Knowledge gaps like these, in my experience, are the direct cause of misunderstandings such as the titular difference between the "is" and "==" operators in Python. The easiest way to address this knowledge gap is by diving into the REPL.
>>> # It should be no surprise that 1 is indeed equal to 1
>>> 1 == 1
True
>>> # But is 1...1?
>>> 1 is 1
<stdin>:1: SyntaxWarning: "is" with a literal. Did you mean "=="?
True
1 certainly is 1. But what is with the SyntaxWarning
?
In computer science, a literal is a notation for representing a fixed value in source code.
It seems that when we use literals, we should use the double-equals (==
) operator. Great. Why? What difference does it make?
The is
operator is evaluating whether the objects on both sides of the equality operation are the same. The same, here, meaning the same object in memory. This is not the same as the two objects having the same value.

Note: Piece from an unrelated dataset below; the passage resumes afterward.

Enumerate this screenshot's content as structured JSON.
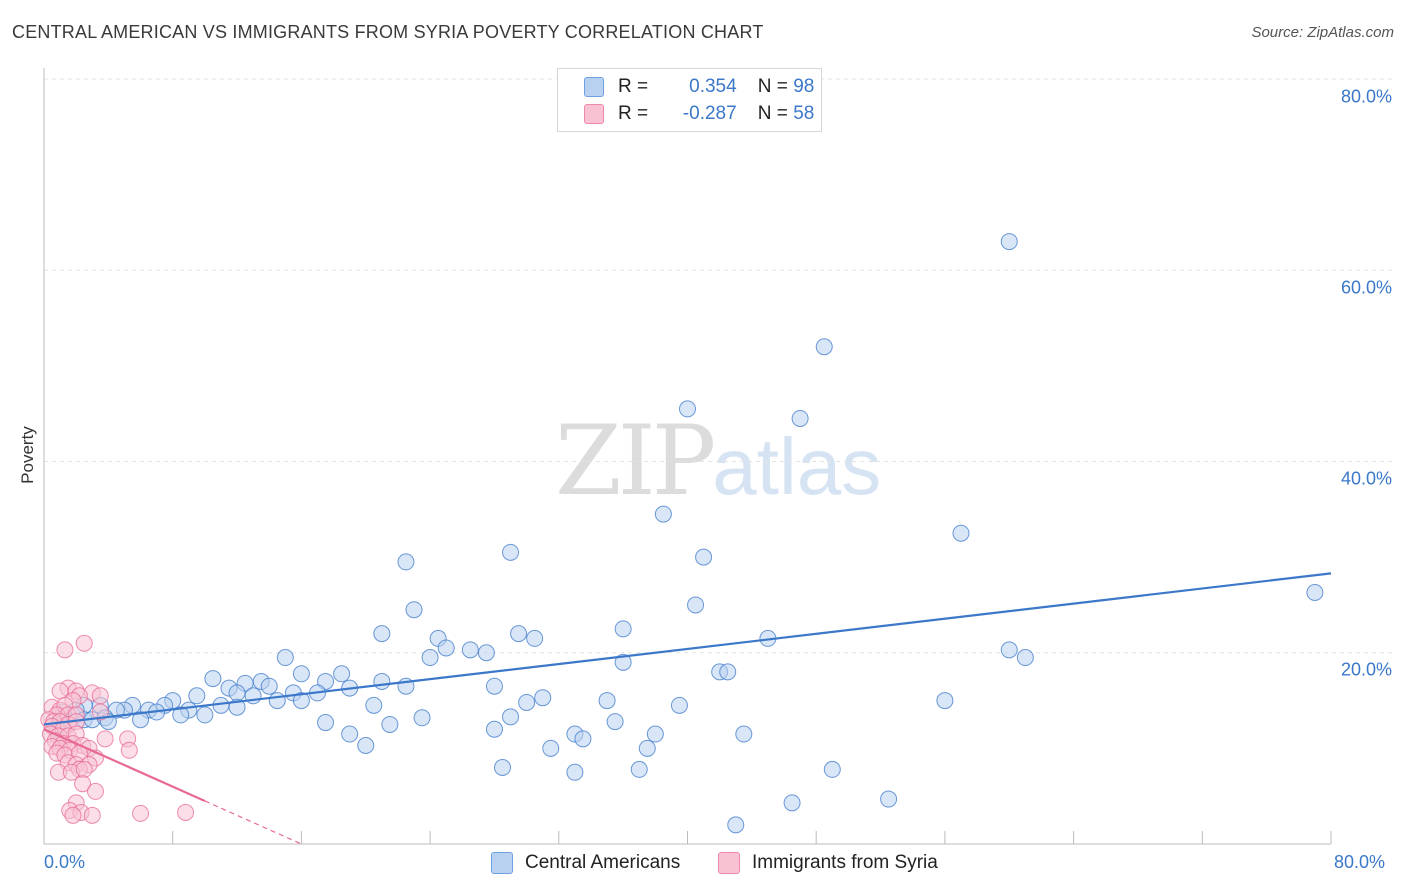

So, as an aside, let's take a look at the memory location of the literal value 1
:
# Evaluate the hexadecimal value of the memory id of the literal 1
>>> hex(id(1))
'0x958e20'
# Is the literal always in the same memory location?
>>> hex(id(1))
'0x958e20'
As we can see, the literal 1
is an object in memory stored at 0x958e20
in memory on my machine. Thus, when we evaluate 1 is 1
it is, in fact, True
.
The SyntaxWarning
, therefore, is warning us that while we receive the expected evaluation of 1 is 1
(because they are the same literal object in memory), is
is likely not the correct operator for our evaluation. It is more likely that we intended to evaluate whether or not the value represented by the literal object 1
is equal to the value represented by the literal object 1
, not the addresses of the literal object 1
in memory!
So, when might we want to know if an object is the same object in memory as a constant value?
# We might want to check to see if a value is null
>>> None is None
True
We use the is
operator here because, in Python, None
is a specific object in memory. When the value of an object is None
, it is the same object as None
.
Okay, so we understand what the difference between the is
and ==
operators. We know what literals are. We understand that the value of an object is not the same as the object itself. So what?
Where this concept leads to trouble is when programmers use the is
or ==
operators interchangeably. Often, the behavior appears to act as expected and is particularly difficult to notice in complex logic. This is known as a "Comparison of Incompatible Types" and has been assigned a CWE (Common Weakness Enumeration) (CWE-1024) by MITRE.
For example:
>>> a = []
>>> a is []
False
Here, we initialized a to an empty list and then compared it to the empty list object using the is
operator.
# Which, if we examine their addresses in memory, is correct
>>> print(hex(id(a)), hex(id([])))
0x7fa32bcb6440 0x7fa32bcb6480
They are, in fact, different objects in memory, so they evaluate as False
. Suppose, however, the expected behavior was as follows:
>>> a = [1,2,3]
>>> a is []
False
If a
is expected not to be an empty list, we might return early from the method that evaluates this logic or perhaps even throw an exception. Therein lies the issue--we expect this to evaluate as False
. Evaluating True
would be an edge case. At a cursory glance, it would appear that the code is behaving as expected. Unfortunately, any code that might be intended to execute in the event of a True
evaluation is effectively dead code, meaning there are no circumstances in which it will run.
So--how can we make sure to avoid this pitfall? In a word: testing. Testing is outside of the scope of this post, but the general idea is to write unit tests that test that a method operates as expected and does not operate unexpectedly. This provides a sanity check that we did use the correct operator and that we wrote our logical evaluations without the presence of a CWE.